The Snake River Birds of Prey National Conservation Area was established by Congress in 1993 to protect a unique desert environment that supports North America’s highest density of nesting raptors. More than 700 pairs of raptors nest each spring along 81 miles of the Snake River Canyon, including 150-200 pairs of Prairie Falcons (the highest breeding density in the world). Watch for eagle flight displays in March, chick feeding in May and see hatchlings take their first flights around early June.
In addition to outstanding bird and wildlife viewing, visitors may ride on horseback, hike, hunt, mountain bike, picnic and camp. The 485,000-acre Birds of Prey area also encompasses these great recreation sites
Celebration Park Visitor Center
Dedication Point Overlook
Halverson Bar Trail System
Swan Falls Picnic Area
You can find a map of the entire Conservation Area here
The map also shows an auto tour of the Conservation Area so you can plan your route.

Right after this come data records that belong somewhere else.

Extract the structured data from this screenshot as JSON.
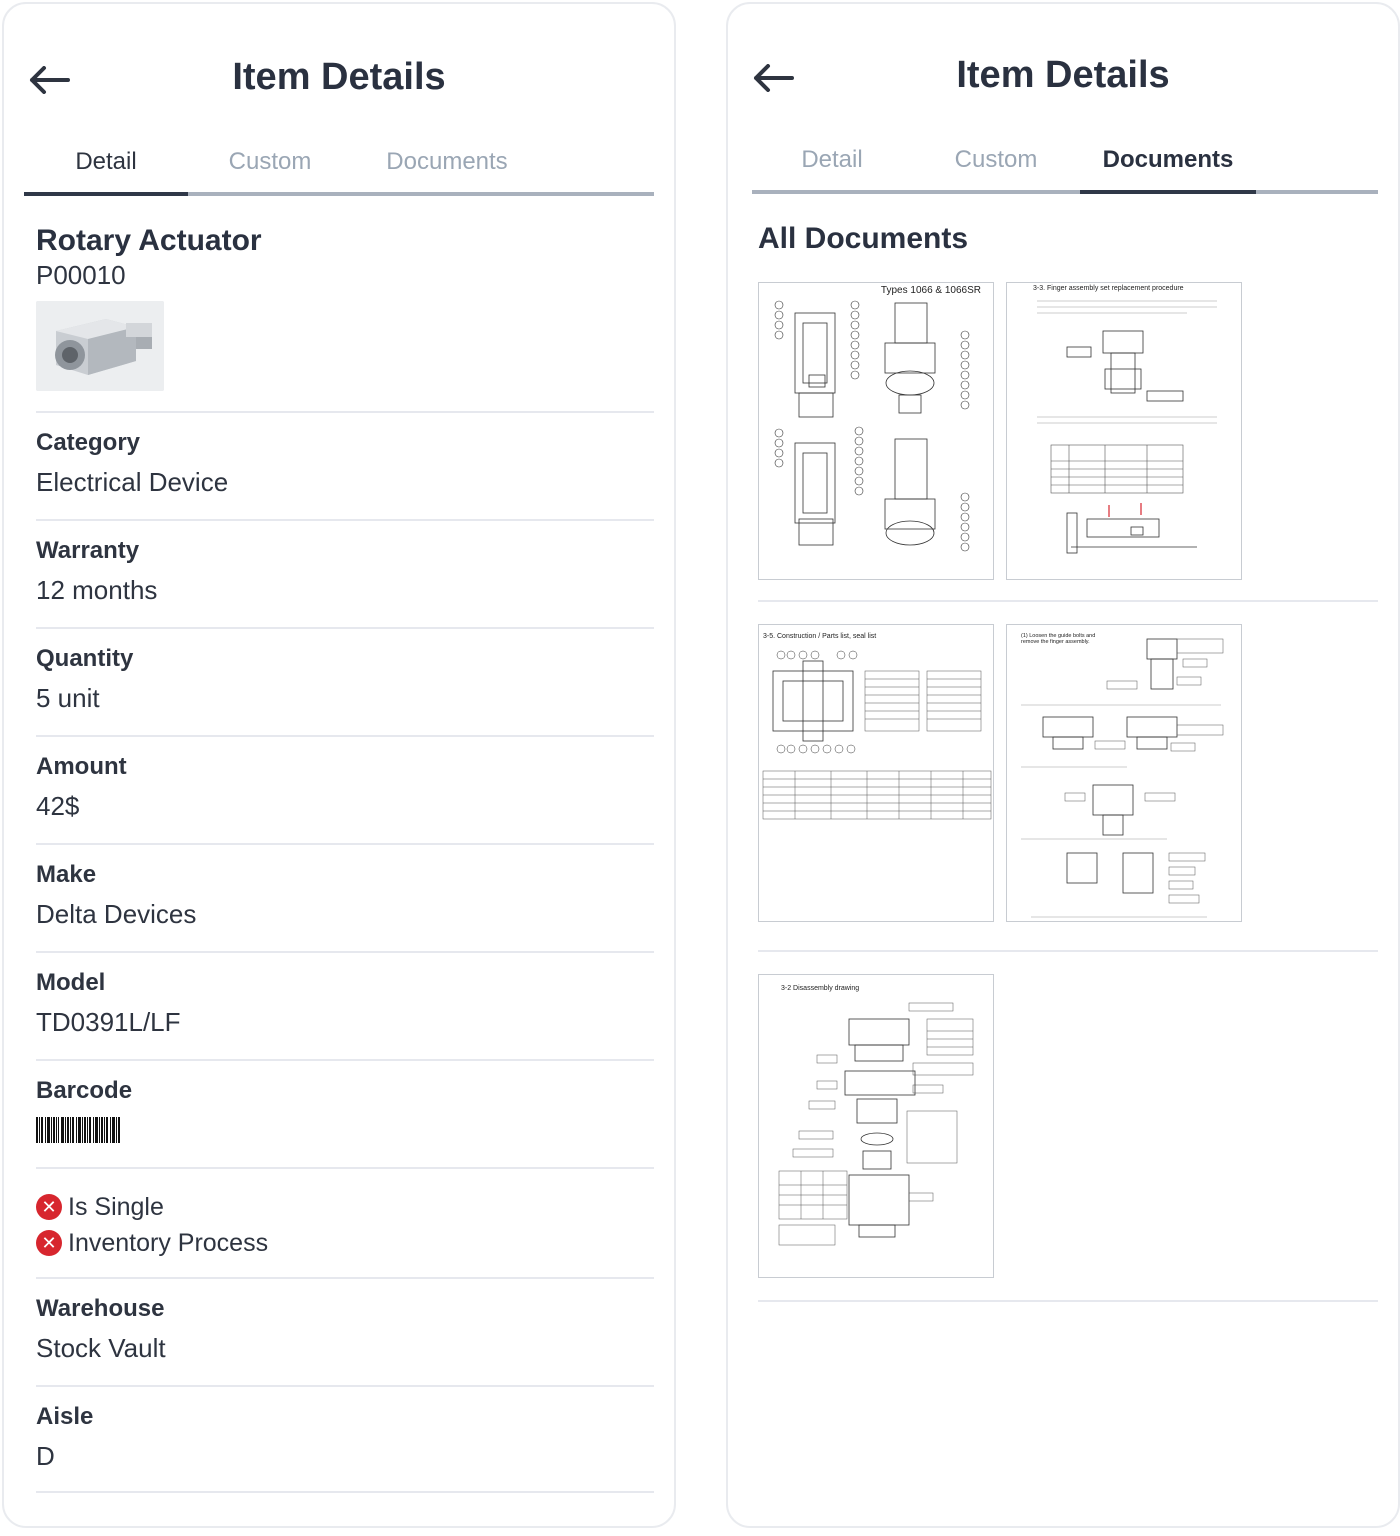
{
  "left": {
    "title": "Item Details",
    "tabs": [
      "Detail",
      "Custom",
      "Documents"
    ],
    "item": {
      "name": "Rotary Actuator",
      "code": "P00010"
    },
    "fields": [
      {
        "label": "Category",
        "value": "Electrical Device"
      },
      {
        "label": "Warranty",
        "value": "12 months"
      },
      {
        "label": "Quantity",
        "value": "5 unit"
      },
      {
        "label": "Amount",
        "value": "42$"
      },
      {
        "label": "Make",
        "value": "Delta Devices"
      },
      {
        "label": "Model",
        "value": "TD0391L/LF"
      }
    ],
    "barcode_label": "Barcode",
    "flags": [
      "Is Single",
      "Inventory Process"
    ],
    "fields2": [
      {
        "label": "Warehouse",
        "value": "Stock Vault"
      },
      {
        "label": "Aisle",
        "value": "D"
      }
    ]
  },
  "right": {
    "title": "Item Details",
    "tabs": [
      "Detail",
      "Custom",
      "Documents"
    ],
    "section_title": "All Documents",
    "documents": [
      {
        "caption": "Types 1066 & 1066SR"
      },
      {
        "caption": "3-3. Finger assembly set replacement procedure"
      },
      {
        "caption": "3-5. Construction / Parts list, seal list"
      },
      {
        "caption": "(1) Loosen the guide bolts and remove the finger assembly."
      },
      {
        "caption": "3-2 Disassembly drawing"
      }
    ]
  },
  "colors": {
    "accent": "#2f3848",
    "error": "#d7262e",
    "muted_tab": "#9aa6b4"
  }
}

Raptors are in the Snake River Canyon year-round, but the best time to see them is mid-March through June, when birds are on the nest and the young are learning to fly.

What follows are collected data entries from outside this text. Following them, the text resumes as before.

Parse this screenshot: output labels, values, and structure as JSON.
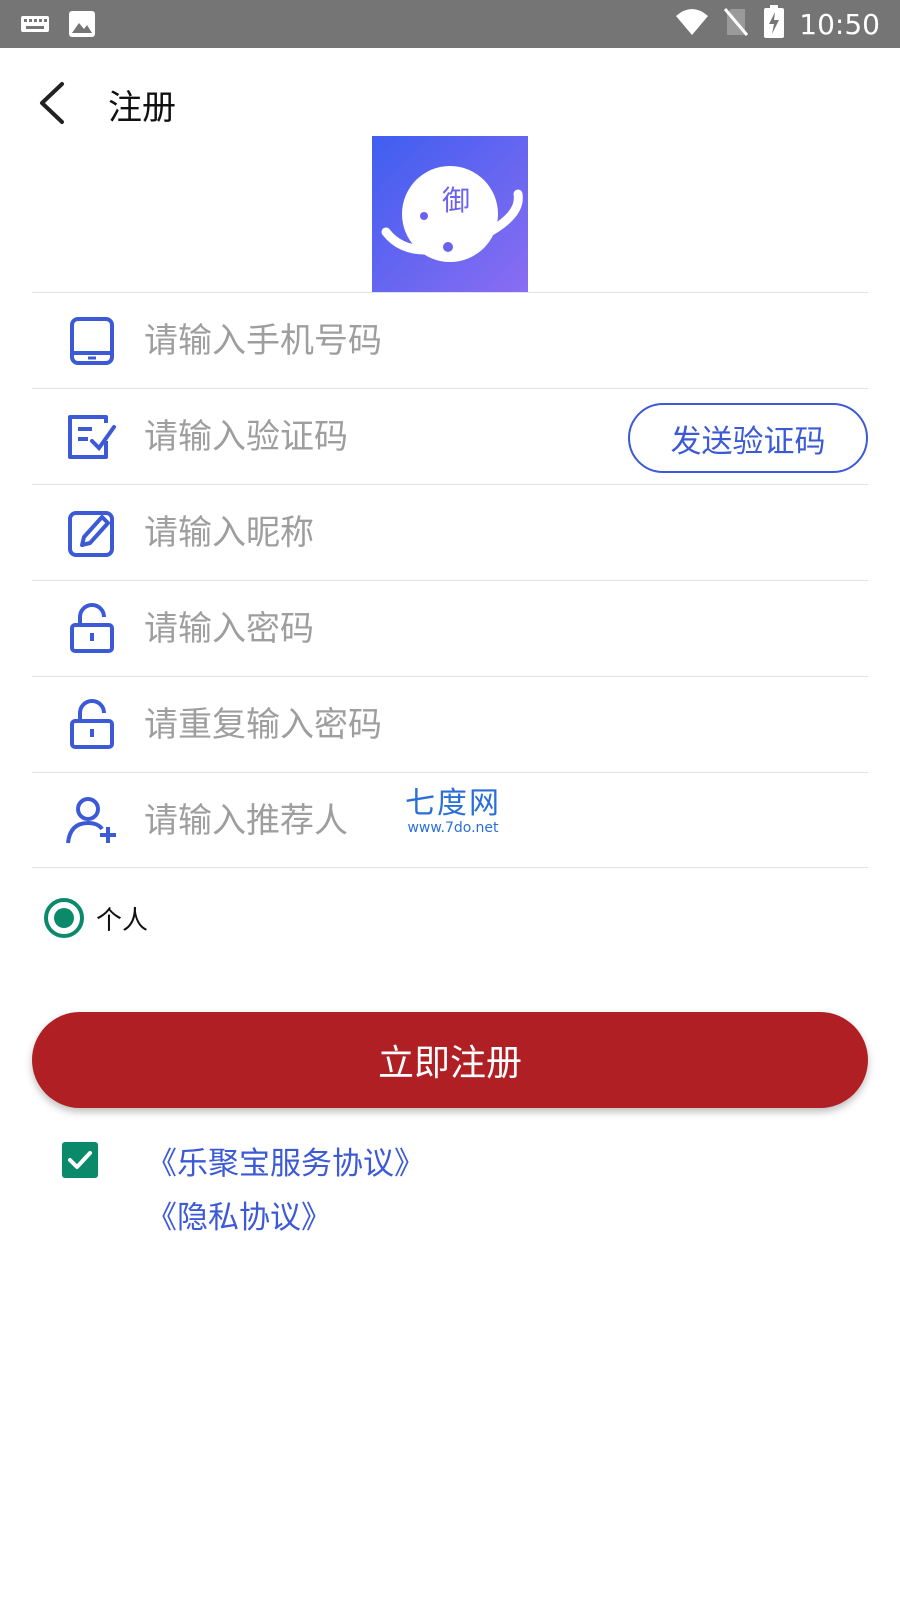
{
  "status_bar": {
    "time": "10:50",
    "background": "#757575",
    "left_icons": [
      "keyboard-icon",
      "image-icon"
    ],
    "right_icons": [
      "wifi-icon",
      "no-sim-icon",
      "battery-charging-icon"
    ]
  },
  "header": {
    "title": "注册",
    "back_icon": "chevron-left-icon"
  },
  "logo": {
    "glyph": "御",
    "colors": [
      "#3f5ef0",
      "#8a6df2"
    ]
  },
  "form": {
    "phone": {
      "placeholder": "请输入手机号码",
      "icon": "phone-icon"
    },
    "code": {
      "placeholder": "请输入验证码",
      "icon": "checklist-icon",
      "send_button": "发送验证码"
    },
    "nickname": {
      "placeholder": "请输入昵称",
      "icon": "edit-icon"
    },
    "password": {
      "placeholder": "请输入密码",
      "icon": "lock-icon"
    },
    "password_repeat": {
      "placeholder": "请重复输入密码",
      "icon": "lock-icon"
    },
    "referrer": {
      "placeholder": "请输入推荐人",
      "icon": "add-user-icon"
    }
  },
  "watermark": {
    "main": "七度网",
    "sub": "www.7do.net"
  },
  "account_type": {
    "label": "个人",
    "selected": true
  },
  "submit": {
    "label": "立即注册"
  },
  "agreement": {
    "checked": true,
    "service_link": "《乐聚宝服务协议》",
    "privacy_link": "《隐私协议》"
  },
  "colors": {
    "accent_blue": "#3d5ad6",
    "submit_red": "#b01f24",
    "check_green": "#0b8a6b",
    "placeholder_gray": "#9e9e9e",
    "divider": "#e3e3e3"
  }
}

Catch a glimpse of the area’s birds of prey at Dedication Point, a spectacular overlook on the rim of the Snake River Canyon. A ¼-mile trail with interpretive signs offers insights about the birds, geology and other wildlife. You can find a map of the Conservation Area here
Spring and fall weather conditions in sheltered canyon areas average 5-10 °F warmer than temperatures in nearby Boise. This makes recreation outdoors possible in winter, early spring and late fall when many higher-elevation recreation areas are still affected by weather. Consequently, it is also warmer in the canyon in the warmer months so be prepared with hats and water.